I am too much of a collectivist to see the merit of this view, which has gained such traction in our country. I am too rooted in a tradition that encourages me to see all "others" as equally human. So I was pleased to hear about programs that could take people--mostly young adults--who had been failed by family or education, who had gone wrong and done wrong, being helped back onto a good path.

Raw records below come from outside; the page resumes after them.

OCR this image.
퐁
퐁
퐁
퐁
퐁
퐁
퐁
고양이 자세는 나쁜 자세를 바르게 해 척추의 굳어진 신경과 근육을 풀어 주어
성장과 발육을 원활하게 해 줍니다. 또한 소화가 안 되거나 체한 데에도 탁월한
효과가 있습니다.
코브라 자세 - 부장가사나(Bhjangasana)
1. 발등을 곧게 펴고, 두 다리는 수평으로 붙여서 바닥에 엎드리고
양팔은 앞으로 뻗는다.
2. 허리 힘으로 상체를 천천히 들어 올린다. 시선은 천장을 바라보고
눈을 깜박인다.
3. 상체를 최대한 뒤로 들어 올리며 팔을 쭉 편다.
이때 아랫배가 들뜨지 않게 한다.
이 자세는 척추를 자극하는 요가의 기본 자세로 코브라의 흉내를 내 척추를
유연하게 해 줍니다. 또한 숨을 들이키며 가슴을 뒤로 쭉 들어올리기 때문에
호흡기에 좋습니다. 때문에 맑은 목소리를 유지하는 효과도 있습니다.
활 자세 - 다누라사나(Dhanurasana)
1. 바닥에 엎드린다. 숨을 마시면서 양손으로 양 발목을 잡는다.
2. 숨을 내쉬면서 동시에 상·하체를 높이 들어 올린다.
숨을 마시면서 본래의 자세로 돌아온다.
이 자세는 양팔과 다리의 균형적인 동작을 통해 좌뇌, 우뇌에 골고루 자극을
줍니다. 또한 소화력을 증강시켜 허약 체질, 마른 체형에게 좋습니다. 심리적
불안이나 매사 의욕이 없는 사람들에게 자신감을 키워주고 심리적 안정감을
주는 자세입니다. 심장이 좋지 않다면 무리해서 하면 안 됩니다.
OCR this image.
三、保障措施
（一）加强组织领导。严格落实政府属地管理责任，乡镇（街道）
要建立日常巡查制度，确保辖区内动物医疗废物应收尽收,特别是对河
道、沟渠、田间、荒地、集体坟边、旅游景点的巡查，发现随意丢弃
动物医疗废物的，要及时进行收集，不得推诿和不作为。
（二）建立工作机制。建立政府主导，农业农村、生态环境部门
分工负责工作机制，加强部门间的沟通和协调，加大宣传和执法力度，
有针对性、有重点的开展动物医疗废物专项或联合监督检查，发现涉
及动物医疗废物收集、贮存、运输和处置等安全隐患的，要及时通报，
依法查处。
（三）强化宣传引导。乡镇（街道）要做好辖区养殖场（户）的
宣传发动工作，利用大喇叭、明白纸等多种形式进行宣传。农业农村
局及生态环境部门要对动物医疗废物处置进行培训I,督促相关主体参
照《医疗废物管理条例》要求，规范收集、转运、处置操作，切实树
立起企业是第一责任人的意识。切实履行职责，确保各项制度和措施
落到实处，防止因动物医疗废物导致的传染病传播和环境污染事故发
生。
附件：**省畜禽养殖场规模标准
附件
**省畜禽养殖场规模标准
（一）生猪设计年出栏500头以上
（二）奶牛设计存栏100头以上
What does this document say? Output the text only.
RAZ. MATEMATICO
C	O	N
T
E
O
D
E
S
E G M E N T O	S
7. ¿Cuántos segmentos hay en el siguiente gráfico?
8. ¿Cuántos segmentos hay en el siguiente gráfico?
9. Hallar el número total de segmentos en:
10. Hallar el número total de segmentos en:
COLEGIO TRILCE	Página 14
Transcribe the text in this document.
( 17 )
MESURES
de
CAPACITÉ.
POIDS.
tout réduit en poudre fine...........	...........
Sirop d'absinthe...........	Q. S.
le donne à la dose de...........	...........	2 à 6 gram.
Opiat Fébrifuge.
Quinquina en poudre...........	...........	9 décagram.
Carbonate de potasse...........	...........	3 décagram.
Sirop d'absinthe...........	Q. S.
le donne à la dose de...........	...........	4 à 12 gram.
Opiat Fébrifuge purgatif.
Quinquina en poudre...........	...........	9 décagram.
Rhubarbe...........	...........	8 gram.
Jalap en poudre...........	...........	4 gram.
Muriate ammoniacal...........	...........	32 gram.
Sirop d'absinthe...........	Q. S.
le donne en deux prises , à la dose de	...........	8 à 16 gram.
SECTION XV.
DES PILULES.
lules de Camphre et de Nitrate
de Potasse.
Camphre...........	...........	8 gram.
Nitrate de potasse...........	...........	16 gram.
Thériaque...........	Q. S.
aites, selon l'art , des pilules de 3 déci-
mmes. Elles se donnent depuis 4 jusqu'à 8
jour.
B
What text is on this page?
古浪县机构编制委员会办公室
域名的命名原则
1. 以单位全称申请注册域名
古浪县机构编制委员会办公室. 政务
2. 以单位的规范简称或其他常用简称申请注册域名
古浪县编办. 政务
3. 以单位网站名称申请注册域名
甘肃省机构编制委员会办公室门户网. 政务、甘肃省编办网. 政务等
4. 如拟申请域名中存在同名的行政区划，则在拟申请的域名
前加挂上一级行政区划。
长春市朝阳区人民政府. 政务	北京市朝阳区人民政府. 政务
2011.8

Then I heard other stories on the radio, about executives at a coal company deliberately endangering miners for profit, about executives of an energy company poisoning a river, about a leading presidential candidate enthusing about torture, about a government choosing to poison its constituents with lead, about a county sheriff who engaged in torture and abuse of prisoners, and so on. There are miscreants out there, and these folks have done a lot more to destroy the fabric of society than a punk with a revolver holding up a convenience store, or even a murderer or rapist. They have generally been doing what they do for twenty, thirty, fifty years. The longer they have done it, the more profit they've derived, the more firmly they believe in their actions' absolute righteousness. In most cases, they admit no wrongdoing, and such contrition as is seen is mouthed by their defense attorneys during their sentencing--and never again.
I don't know--can such people, who I must acknowledge as my fellow humans, be reformed? Can they be redeemed? Their energy and skills directed towards mending the society they've assaulted? Or is a punitive model appropriate for such people? How does society heal itself of such cancers? I do not know.